For organizations, the effects include happier, healthier, more productive faculty and staff and reduced healthcare expenditures. For individuals, it simply means a better life.

“Programs like AhealthyU are important because they provide opportunities for faculty and staff to engage in healthy activities, learn about important health issues, and understand that their employer is interested in their overall well-being,” Rowe said.

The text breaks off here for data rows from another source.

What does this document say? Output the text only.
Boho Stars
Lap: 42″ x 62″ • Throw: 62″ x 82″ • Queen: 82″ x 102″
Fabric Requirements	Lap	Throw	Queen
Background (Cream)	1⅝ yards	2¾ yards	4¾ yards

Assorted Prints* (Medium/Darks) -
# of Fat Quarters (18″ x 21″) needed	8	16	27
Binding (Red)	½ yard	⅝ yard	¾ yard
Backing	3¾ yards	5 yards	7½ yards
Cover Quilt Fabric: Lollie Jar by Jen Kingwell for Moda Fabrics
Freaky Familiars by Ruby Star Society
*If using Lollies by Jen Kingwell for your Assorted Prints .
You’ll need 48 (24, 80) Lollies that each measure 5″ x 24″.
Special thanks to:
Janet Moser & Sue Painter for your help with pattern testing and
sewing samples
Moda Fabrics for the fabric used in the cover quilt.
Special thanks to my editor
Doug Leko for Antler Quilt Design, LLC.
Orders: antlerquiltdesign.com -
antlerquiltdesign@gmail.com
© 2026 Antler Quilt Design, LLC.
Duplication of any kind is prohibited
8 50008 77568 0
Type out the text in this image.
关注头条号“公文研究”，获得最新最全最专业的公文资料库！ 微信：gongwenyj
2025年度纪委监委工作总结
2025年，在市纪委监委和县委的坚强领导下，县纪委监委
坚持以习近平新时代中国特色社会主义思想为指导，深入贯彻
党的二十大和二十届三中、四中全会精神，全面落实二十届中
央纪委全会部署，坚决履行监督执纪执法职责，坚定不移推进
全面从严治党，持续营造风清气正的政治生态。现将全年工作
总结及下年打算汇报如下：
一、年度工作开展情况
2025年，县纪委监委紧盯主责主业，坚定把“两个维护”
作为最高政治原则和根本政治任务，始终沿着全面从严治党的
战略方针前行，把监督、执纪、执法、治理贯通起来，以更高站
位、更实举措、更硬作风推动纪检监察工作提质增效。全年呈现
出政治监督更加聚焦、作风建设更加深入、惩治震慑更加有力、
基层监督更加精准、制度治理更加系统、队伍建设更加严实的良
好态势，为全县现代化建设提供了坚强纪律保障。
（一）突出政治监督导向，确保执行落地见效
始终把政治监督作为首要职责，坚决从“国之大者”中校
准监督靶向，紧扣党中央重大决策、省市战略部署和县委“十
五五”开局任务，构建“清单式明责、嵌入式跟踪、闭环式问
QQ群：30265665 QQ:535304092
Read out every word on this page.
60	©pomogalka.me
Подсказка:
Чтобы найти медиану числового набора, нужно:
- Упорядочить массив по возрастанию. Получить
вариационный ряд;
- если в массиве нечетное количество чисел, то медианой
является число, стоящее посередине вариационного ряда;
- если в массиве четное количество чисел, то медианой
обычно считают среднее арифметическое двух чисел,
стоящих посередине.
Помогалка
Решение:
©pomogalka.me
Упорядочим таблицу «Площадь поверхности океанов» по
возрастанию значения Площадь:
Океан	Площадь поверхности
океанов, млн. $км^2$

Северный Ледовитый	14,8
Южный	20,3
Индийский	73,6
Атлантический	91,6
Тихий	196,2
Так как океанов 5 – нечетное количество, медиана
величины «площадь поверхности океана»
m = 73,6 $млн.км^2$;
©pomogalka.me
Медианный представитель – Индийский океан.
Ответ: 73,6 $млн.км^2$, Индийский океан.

What makes a good wellness program?

Much of AhealthyU’s success—about 500 people are participating—revolves around convenience. By offering many types of activities appealing to a wide variety of interests at convenient times and locations, AU makes it simple to get plugged in. The most popular opportunities include:

  • Fitness classes (on and off site)
  • Brown bag wellness workshops
  • Cooking demonstrations
  • Pedometer and weight challenges.

What makes the program such a success?

As is the case in most successful wellness programs, buy-in for AhealthyU is consistent throughout the organization, said Leah Tasman, wellness program manager at AU. Leaders from HR, administration, and a wellness council composed of faculty and staff provide support and feedback, which helps drive future decisions about AhealthyU.

Incentives are a driving factor, too. Motivators for AhealthyU activities include:

  • A $50 incentive for participating in a health assessment survey
  • A monetary reward for winning a team challenge
  • Cool fitness-related items such as wicking T-shirts or yoga mats, earned by achieving predetermined goals.

Do students have a role?

For students working toward an MS in Health Promotion Management (HPM), AhealthyU is a valuable asset. The program employs a part-time graduate assistant and draws support from many other HPM students through class projects. In fact, Tasman herself served as a graduate assistant with AhealthyU while earning her own HPM master’s degree.

“It’s important to get HPM students involved because it exposes them to real-world worksite health promotion and helps to re-enforce what they’re learning in class,” she said.